Я отдыхал, отдыхал от подавленности, что Крылов вызовет меня к доске, от своевольной, недоброй «Камчатки», от уроков и учебников. Часами просиживал в детской библиотеке, читая «Трех мушкетеров», бегал в кино на трофейные фильмы «Королевские пираты», «Приключения Робин Гуда»… О школе я не вспоминал, пока можно было не думать о ней, но вот Мононотно… На школьном утреннике она не была, и Дед Мороз (завуч, наряженный Дедом Морозом), выкликнув ее и не дождавшись, положил гостинец, предназначенный ей, опять в мешок. Не видел я ее и в библиотеке, и в кино, а там — в кинозале, библиотеке — мне несколько раз хотелось, чтобы она, а не кто-то случайный был со мной рядом. Я вспоминал ее леопардовую, пушистую и гладкую шубку, ее ручку — резную, из кости, желтоватую, будто старый воск, с глазком в черенке, в который видно было изображение площади какого-то не нашего города с готическим собором и статуей тяжелого рыцаря на толстом коне. Я вспоминал чистый, не кислый, как у нас всех, не ветхий запах ее одежды, ее кофточек и платьиц, которые, хоть и не новы были, никогда не перекрашивались и не перелицовывались, и потому от них и вблизи не тянуло нуждой, как за версту пахло нуждой от нас, мальчишек без отцов, детей фабричных каморок и оскудевших пригородных деревень. Я вспоминал нити электрического света в ее туго заплетенных косах. Мне ее не хватало, вот что я понял в дни зимних каникул, и, когда они кончились, кончились быстрей, чем мне хотелось бы, и настало воскресенье, последнее перед новой обычной неделей, я в первую очередь подумал, что завтра увижу ее, а потом уж о Крылове и его старом деревянном циркуле, в тупой наконечник которого вставлялся мелок…

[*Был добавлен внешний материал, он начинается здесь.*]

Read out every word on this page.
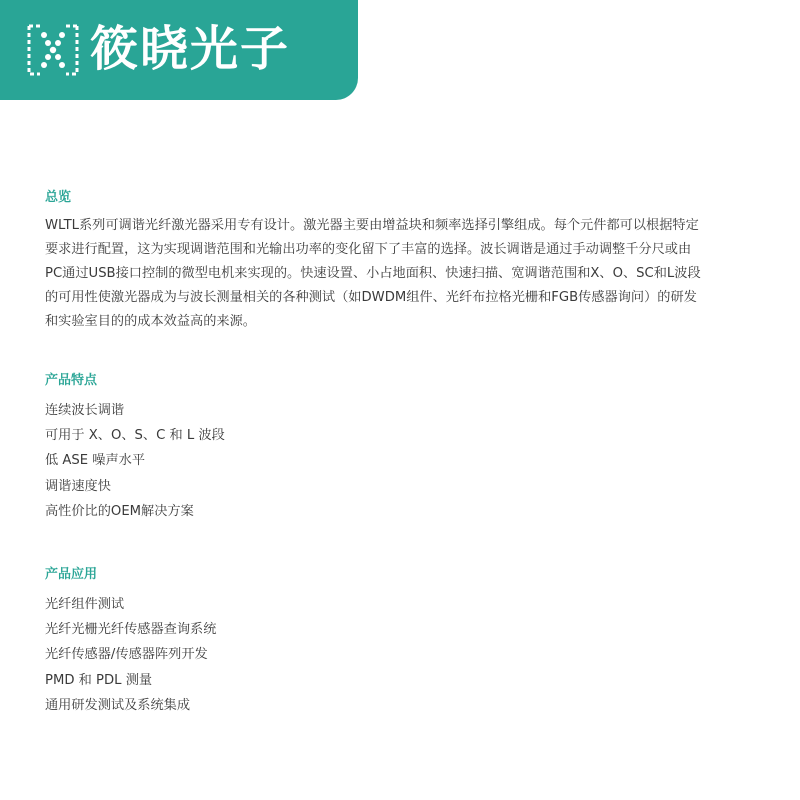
筱晓光子
总览

WLTL系列可调谐光纤激光器采用专有设计。激光器主要由增益块和频率选择引擎组成。每个元件都可以根据特定

要求进行配置，这为实现调谐范围和光输出功率的变化留下了丰富的选择。波长调谐是通过手动调整千分尺或由

PC通过USB接口控制的微型电机来实现的。快速设置、小占地面积、快速扫描、宽调谐范围和X、O、SC和L波段

的可用性使激光器成为与波长测量相关的各种测试（如DWDM组件、光纤布拉格光栅和FGB传感器询问）的研发

和实验室目的的成本效益高的来源。

产品特点
连续波长调谐
可用于 X、O、S、C 和 L 波段
低 ASE 噪声水平
调谐速度快
高性价比的OEM解决方案
产品应用
光纤组件测试
光纤光栅光纤传感器查询系统
光纤传感器/传感器阵列开发
PMD 和 PDL 测量
通用研发测试及系统集成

Тонкие, изогнутые осколки мерцали остро и холодно на учительском столе, и не было уже ни времени, ни возможности убрать их. У стола остановился учитель истории Данилов, он заглядывал, запрокинув голову, в грушевидный, две минуты назад светившийся, а теперь сумрачный плафон, а перед ним на столе искрились, точно затухая, осколки того, что было электрической лампочкой. Данилов сделал шаг от стола к нам, и под его сапогами затрещало, захрустело.